Astreints à des mesures de sécurité sanitaires, les établissements thermaux, à l’arrêt depuis le 30 octobre, ont dû supporter en 2020, pendant les rares semaines d’ouverture, des coûts supplémentaires importants liés à l’achat de matériel de protection.  

«Des moyens ont été mobilisés, avec des frais de personnel supplémentaires, des investissements…» pour répondre à un protocole «de 93 mesures sur 28 pages», explique à La Montagne Éric Brut, directeur de Thermauvergne, une association chargée de la promotion des onze stations de la région. Selon lui, le surcoût est estimé entre 70 000 et 80 000 euros par établissement, «afin de faire respecter les gestes barrières, mettre en place des sens de circulation, installer des Plexiglas, permettre la fluidité des soins».
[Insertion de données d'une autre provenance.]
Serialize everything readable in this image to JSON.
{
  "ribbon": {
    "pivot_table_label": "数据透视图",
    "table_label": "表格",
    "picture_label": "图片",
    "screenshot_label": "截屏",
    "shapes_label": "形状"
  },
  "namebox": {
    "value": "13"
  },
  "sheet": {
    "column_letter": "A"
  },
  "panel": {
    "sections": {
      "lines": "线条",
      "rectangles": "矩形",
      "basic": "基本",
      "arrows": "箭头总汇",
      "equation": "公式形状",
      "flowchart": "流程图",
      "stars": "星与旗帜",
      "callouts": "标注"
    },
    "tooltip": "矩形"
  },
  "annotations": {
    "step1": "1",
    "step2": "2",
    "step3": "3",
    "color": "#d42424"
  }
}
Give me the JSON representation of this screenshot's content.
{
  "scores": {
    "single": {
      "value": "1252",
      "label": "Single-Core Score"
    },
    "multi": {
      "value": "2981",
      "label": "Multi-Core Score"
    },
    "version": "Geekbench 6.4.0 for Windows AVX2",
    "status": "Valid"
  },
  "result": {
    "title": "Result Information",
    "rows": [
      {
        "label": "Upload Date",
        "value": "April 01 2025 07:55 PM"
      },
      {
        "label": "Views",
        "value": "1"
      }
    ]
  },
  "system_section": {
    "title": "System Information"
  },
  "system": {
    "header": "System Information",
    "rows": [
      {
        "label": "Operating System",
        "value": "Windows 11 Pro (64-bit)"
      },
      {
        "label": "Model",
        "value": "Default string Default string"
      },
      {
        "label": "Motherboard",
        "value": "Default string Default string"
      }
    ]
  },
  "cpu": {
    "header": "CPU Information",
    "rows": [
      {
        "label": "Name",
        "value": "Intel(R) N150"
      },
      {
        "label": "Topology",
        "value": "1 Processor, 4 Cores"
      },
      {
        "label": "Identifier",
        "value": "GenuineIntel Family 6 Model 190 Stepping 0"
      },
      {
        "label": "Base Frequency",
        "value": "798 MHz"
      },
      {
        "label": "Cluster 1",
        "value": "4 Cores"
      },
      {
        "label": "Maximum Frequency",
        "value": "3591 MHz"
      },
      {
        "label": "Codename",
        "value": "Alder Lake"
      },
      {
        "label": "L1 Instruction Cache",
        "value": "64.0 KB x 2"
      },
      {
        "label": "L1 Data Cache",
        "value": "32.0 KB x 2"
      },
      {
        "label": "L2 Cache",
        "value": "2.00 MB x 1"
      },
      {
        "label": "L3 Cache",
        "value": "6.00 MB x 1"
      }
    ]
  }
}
Ces coûts supplémentaires viennent s’ajouter à une baisse drastique des revenus, le nombre de curistes ayant chuté de 67% l’an dernier. «Avec deux à trois fois moins de clients, une augmentation des charges et une baisse des recettes, comment on tient ? On va perdre la moitié des exploitants s’il ne se passe rien», s’inquiète Éric Brut.

Du côté de l’État, les aides mises en place (prêts garantis par l’État, activité partielle, exonération ou reports de charges…) ne suffisent pas, selon l’ex-maire de La Bourboule, car «la plupart ont bouffé leur trésorerie sur l’exercice 2020». «Nous sommes économiquement en grande difficulté», insiste-t-il, alors que les stations thermales ont toutes reporté leur remise en route au mois d’avril, «sans aucune certitude quant à une date de réouverture».